Reports of 1,178 rapes were published in newspapers between January and October 2021, 1,627 in 2020, 1,413 in 2019, 732 in 2018, 818 in 2017, 724 in 2016 and 846 in 2015.

A report submitted by the police headquarters to the High Court last year also showed that the number of rapes had increased in five years.

Shaheen Anam, executive director of the Manusher Jonno Foundation, said it was clear that women were empowered politically, economically and socially, but felt that discrimination persisted.
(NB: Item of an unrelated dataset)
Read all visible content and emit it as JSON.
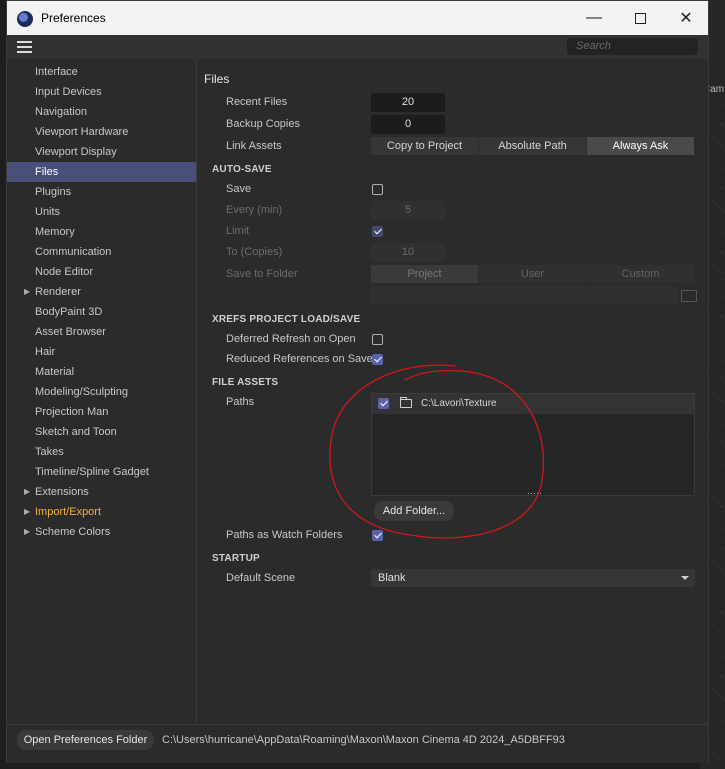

“There is discrimination between different groups like educated and less educated or rural and urban. So the empowerment of women is still partial,” she said.

Even though enrollment of girls at primary level is 100%, their numbers are reduced at secondary level due to issues such as child marriage, she said.

“The rate of child marriage has gotten worse during the Covid pandemic,” Shaheen said.

Managing Director and Managing Director of Trust Bank Limited, Humaira Azam, has noted that the participation of women in different sectors has increased in recent years.

“Even the banking sector employs a large number of female members these days,” she said, adding that many women now hold different top-level positions in various private commercial banks.

According to Bangladesh Bank data, however, the proportion of female employees in banks fell to 18.32% in 2020 from 18.99% in 2019.

The number of women employed in banks fell to 28,378 at the end of December 2020 from 28,480 at the end of December the previous year, according to the latest available BB data.